Not only was Dunston dealing with limited playing time but he was learning a new position as he moved from center, to left. “I worked on everything on defense, including learning a new position, and I’m getting use to it,” Dunston said of the switch to left. “I grew up playing center and its good to play all three, show them you can play all three.”
He’s also learned the importance of playing defense. “I take pride in my offense and my defense. You can’t take a play off. Everyone thinks its easy and you can put anyone out there but once the guys from the infield move to the outfield, they figure out its not easy. I’m just working hard and getting better.”
Dunston’s big break came in July when right-fielder Yasiel Balaguert went on the DL and three weeks later the Cubs promoted Jacob Hannemann to Daytona. The 6-foot-2 speedster became a fixture in left, was moved up in the order, and took over the leadoff spot when Hannemann left town.
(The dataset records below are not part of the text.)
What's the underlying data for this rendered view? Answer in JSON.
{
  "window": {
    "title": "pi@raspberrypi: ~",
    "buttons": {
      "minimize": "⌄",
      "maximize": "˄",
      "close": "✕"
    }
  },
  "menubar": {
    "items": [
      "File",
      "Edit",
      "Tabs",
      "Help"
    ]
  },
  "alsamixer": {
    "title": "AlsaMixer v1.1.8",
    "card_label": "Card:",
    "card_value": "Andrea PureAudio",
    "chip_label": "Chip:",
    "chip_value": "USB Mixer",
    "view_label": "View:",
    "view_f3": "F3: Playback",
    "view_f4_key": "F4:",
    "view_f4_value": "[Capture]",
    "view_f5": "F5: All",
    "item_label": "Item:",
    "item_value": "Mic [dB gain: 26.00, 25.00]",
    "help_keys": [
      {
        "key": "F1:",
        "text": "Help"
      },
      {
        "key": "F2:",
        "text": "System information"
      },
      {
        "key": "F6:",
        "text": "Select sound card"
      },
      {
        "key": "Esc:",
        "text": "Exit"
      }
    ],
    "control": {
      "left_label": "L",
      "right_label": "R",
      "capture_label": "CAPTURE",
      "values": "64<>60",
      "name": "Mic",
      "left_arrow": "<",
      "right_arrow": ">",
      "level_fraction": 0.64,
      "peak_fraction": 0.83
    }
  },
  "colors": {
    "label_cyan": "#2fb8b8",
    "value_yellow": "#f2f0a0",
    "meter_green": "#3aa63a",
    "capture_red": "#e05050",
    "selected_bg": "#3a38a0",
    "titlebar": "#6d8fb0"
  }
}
While making great strides on defense, Dunston was also adjusting his swing at the plate under the tutelage of hitting coach Tom Byers. Dunston moved his hands lower and the changed worked, hitting .295/.321/.425 over the final 37 games, including 10 doubles, three triples and a homer. Dunston also flashed his speed on the bases, scoring 28 runs during the stretch and swiping 15 bags. During the playoffs, he hit .286 with seven stolen bases and scored eight runs, helping the Cougars to seven straight wins and the MWL title.
If Dunston want to achieve his goal of becoming a big leaguer, he needs to continue on the pace he showed at the end of the year, with the glove and the bat. Like I’ve written before, there’s a backlog of young outfielders in the system in Class A and it should be quite a battle for spots once spring training opens. Look for Dunston to be on the Myrtle Beach roster and if he can progress at the same rate he finished the season with, could have a shot at a promotion to Tennessee.